Jaxon Smolik

No. 14 – Temple Owls
- Position: Quarterback
- Class: Junior

Personal information
- Born: 2004 (age 21–22) West Des Moines, Iowa, U.S.
- Listed height: 6 ft 1 in (1.85 m)
- Listed weight: 205 lb (93 kg)

Career information
- High school: Dowling Catholic (West Des Moines, Iowa)
- College: Penn State (2023–2025); Temple (2026–present);
- Stats at ESPN

= Jaxon Smolik =

American football player (born 2004)

Jaxon James Smolik (born 2004) is an American college football quarterback for the Temple Owls. He previously played for the Penn State Nittany Lions.

== Early life and education ==
Smolik was born in West Des Moines, Iowa, where he attended Dowling Catholic High School. As a sophomore, he completed 57 of 96 passes for 794 yards and six touchdowns. As a junior, he completed about 65% of his passes for 959 yards and nine touchdowns. As a senior, he completed 64% of his passes for 1,967 yards and 19 touchdowns, leading Dowling Catholic to a 10-2 record and a state-semifinal appearance.

He earned 5A all-state honors as a senior, was selected all-conference and also received Academic All-State recognition.

In addition to football, he played baseball at Dowling Catholic, serving as a first-baseman and pitcher.

Smolik was rated a consensus three-star prospect out of high school. On August 12, 2022, he committed to play college football for Penn State.

== College career ==
=== Penn State ===
Smolik enrolled at Penn State and redshirted his true-freshman year in 2023; he appeared in one game during that season. During the 2024 season, Smolik was sidelined with an injury and did not appear in games, entering the season as a redshirt freshman. During the 2025 season, he saw his first extended action against Iowa on October 18, taking 11 snaps and recording four rushes for three yards before leaving the game in the fourth quarter after a hit.

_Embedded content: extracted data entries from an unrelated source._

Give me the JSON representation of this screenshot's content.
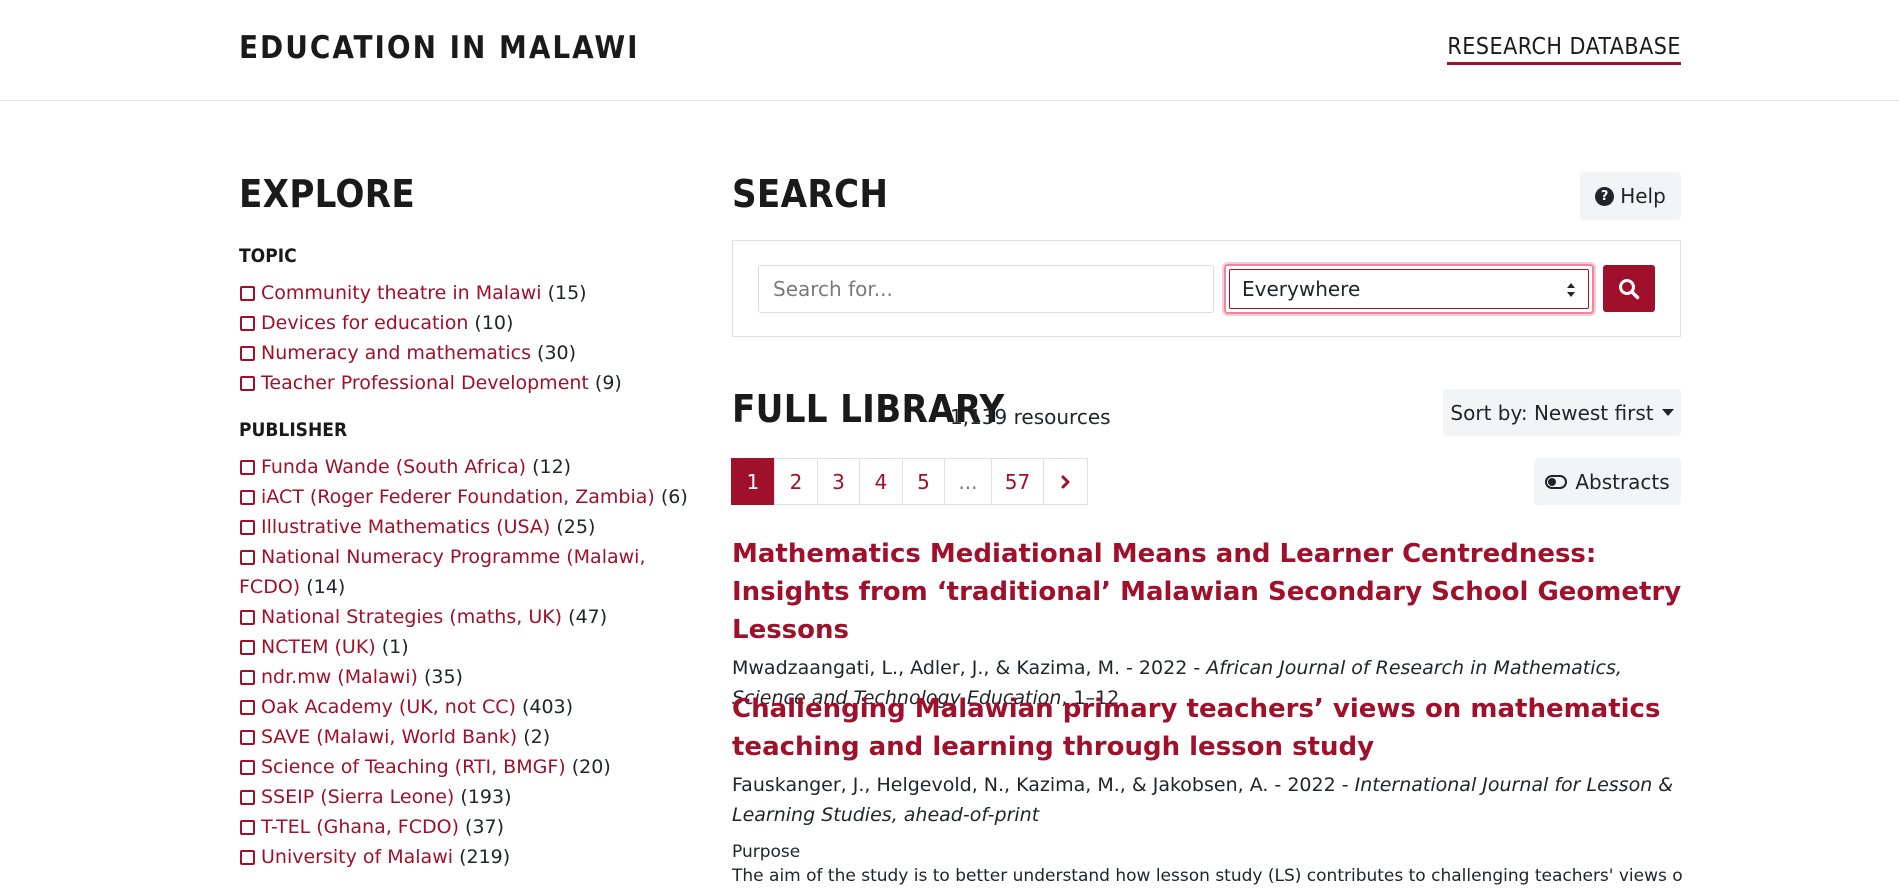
{
  "header": {
    "site_title": "EDUCATION IN MALAWI",
    "nav_link": "RESEARCH DATABASE"
  },
  "explore": {
    "heading": "EXPLORE",
    "topic": {
      "heading": "TOPIC",
      "items": [
        {
          "label": "Community theatre in Malawi",
          "count": "(15)"
        },
        {
          "label": "Devices for education",
          "count": "(10)"
        },
        {
          "label": "Numeracy and mathematics",
          "count": "(30)"
        },
        {
          "label": "Teacher Professional Development",
          "count": "(9)"
        }
      ]
    },
    "publisher": {
      "heading": "PUBLISHER",
      "items": [
        {
          "label": "Funda Wande (South Africa)",
          "count": "(12)"
        },
        {
          "label": "iACT (Roger Federer Foundation, Zambia)",
          "count": "(6)"
        },
        {
          "label": "Illustrative Mathematics (USA)",
          "count": "(25)"
        },
        {
          "label": "National Numeracy Programme (Malawi, FCDO)",
          "count": "(14)"
        },
        {
          "label": "National Strategies (maths, UK)",
          "count": "(47)"
        },
        {
          "label": "NCTEM (UK)",
          "count": "(1)"
        },
        {
          "label": "ndr.mw (Malawi)",
          "count": "(35)"
        },
        {
          "label": "Oak Academy (UK, not CC)",
          "count": "(403)"
        },
        {
          "label": "SAVE (Malawi, World Bank)",
          "count": "(2)"
        },
        {
          "label": "Science of Teaching (RTI, BMGF)",
          "count": "(20)"
        },
        {
          "label": "SSEIP (Sierra Leone)",
          "count": "(193)"
        },
        {
          "label": "T-TEL (Ghana, FCDO)",
          "count": "(37)"
        },
        {
          "label": "University of Malawi",
          "count": "(219)"
        }
      ]
    }
  },
  "search": {
    "heading": "SEARCH",
    "help_label": "Help",
    "input_placeholder": "Search for...",
    "scope_selected": "Everywhere"
  },
  "library": {
    "heading": "FULL LIBRARY",
    "count": "1,139 resources",
    "sort_label": "Sort by: Newest first",
    "abstracts_label": "Abstracts",
    "pages": [
      "1",
      "2",
      "3",
      "4",
      "5",
      "...",
      "57"
    ],
    "next_icon": "chevron-right"
  },
  "results": [
    {
      "title": "Mathematics Mediational Means and Learner Centredness: Insights from ‘traditional’ Malawian Secondary School Geometry Lessons",
      "authors": "Mwadzaangati, L., Adler, J., & Kazima, M. - 2022 - ",
      "journal": "African Journal of Research in Mathematics, Science and Technology Education",
      "pages": ", 1–12"
    },
    {
      "title": "Challenging Malawian primary teachers’ views on mathematics teaching and learning through lesson study",
      "authors": "Fauskanger, J., Helgevold, N., Kazima, M., & Jakobsen, A. - 2022 - ",
      "journal": "International Journal for Lesson & Learning Studies",
      "pages": ", ahead-of-print",
      "abstract_label": "Purpose",
      "abstract_text": "The aim of the study is to better understand how lesson study (LS) contributes to challenging teachers' views of"
    }
  ]
}
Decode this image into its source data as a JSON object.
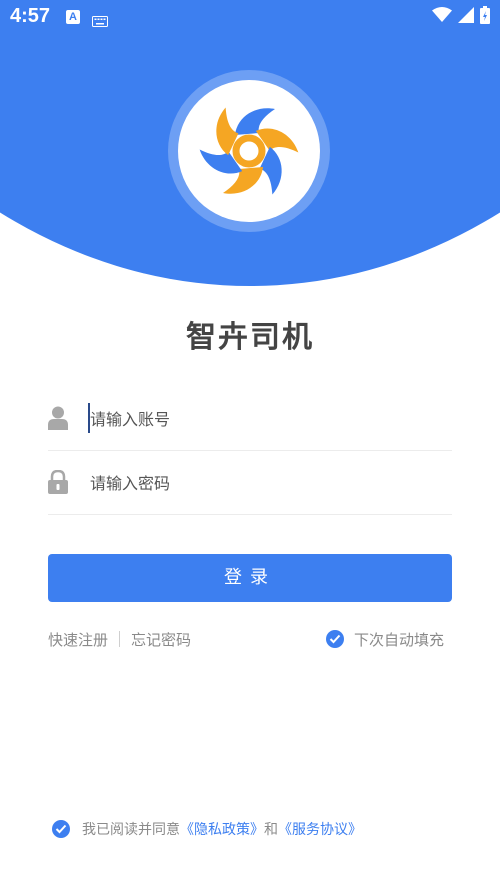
{
  "status_bar": {
    "time": "4:57",
    "a_badge": "A",
    "icons": [
      "keyboard-icon",
      "wifi-icon",
      "signal-icon",
      "battery-icon"
    ]
  },
  "app": {
    "title": "智卉司机"
  },
  "form": {
    "account_placeholder": "请输入账号",
    "password_placeholder": "请输入密码",
    "login_label": "登录"
  },
  "links": {
    "register": "快速注册",
    "forgot_password": "忘记密码",
    "auto_fill": "下次自动填充",
    "auto_fill_checked": true
  },
  "agreement": {
    "prefix": "我已阅读并同意",
    "privacy": "《隐私政策》",
    "and": "和",
    "service": "《服务协议》",
    "checked": true
  },
  "colors": {
    "accent": "#3d7ff0",
    "logo_orange": "#f5a623",
    "logo_blue": "#3d7ff0"
  }
}
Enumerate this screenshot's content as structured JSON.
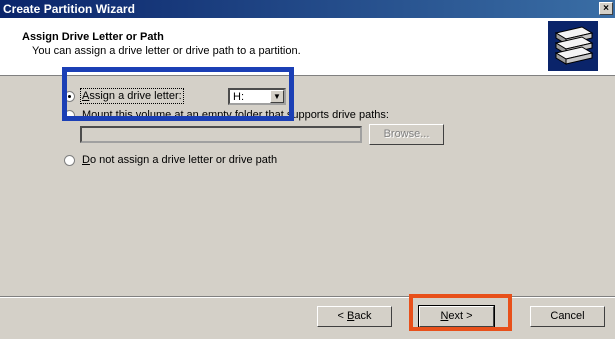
{
  "window": {
    "title": "Create Partition Wizard",
    "close_glyph": "×"
  },
  "header": {
    "title": "Assign Drive Letter or Path",
    "subtitle": "You can assign a drive letter or drive path to a partition.",
    "icon": "disk-stack-icon"
  },
  "options": {
    "assign_letter": {
      "label": "Assign a drive letter:",
      "accel": "A",
      "rest": "ssign a drive letter:",
      "checked": true
    },
    "drive_letter": {
      "value": "H:"
    },
    "mount_folder": {
      "label": "Mount this volume at an empty folder that supports drive paths:",
      "accel": "M",
      "rest": "ount this volume at an empty folder that supports drive paths:",
      "checked": false
    },
    "browse": {
      "label": "Browse..."
    },
    "no_assign": {
      "label": "Do not assign a drive letter or drive path",
      "accel": "D",
      "rest": "o not assign a drive letter or drive path",
      "checked": false
    }
  },
  "footer": {
    "back": {
      "accel": "B",
      "prefix": "< ",
      "rest": "ack"
    },
    "next": {
      "accel": "N",
      "rest": "ext",
      "suffix": " >"
    },
    "cancel": "Cancel"
  },
  "highlights": {
    "blue": "#1b3fb5",
    "orange": "#e8501a"
  }
}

On January 2, 2026, Smolik announced that he would enter the transfer portal.

=== Temple ===
On January 10, 2026, Smolik announced that he would transfer to Temple.
===Statistics===

Season: Team; Games; Passing; Rushing
GP: GS; Record; Cmp; Att; Pct; Yds; Y/A; TD; Int; Rtg; Att; Yds; Avg; TD
2023: Penn State; 1; 0; —; 0; 0; 0.0; 0; 0.0; 0; 0; 0.0; 0; 0; 0.0; 0
2024: Penn State; 0; 0; —; 0; 0; 0.0; 0; 0.0; 0; 0; 0.0; 0; 0; 0.0; 0
2025: Penn State; 3; 0; —; 0; 0; 0.0; 0; 0.0; 0; 0; 0.0; 4; 3; 0.8; 0
2026: Temple; 3; 3; 1−2; 14; 23; 60.9; 116; 5.0; 1; 1; 108.6; 12; 69; 5.8; 0
Career: 7; 3; 1−2; 14; 23; 60.9; 116; 5.0; 1; 1; 180.6; 16; 72; 4.5; 0

== Personal life ==
Smolik is the son of Mark and Jaime Smolik. His father played college football at South Dakota and his brother Cameron played at Dordt University.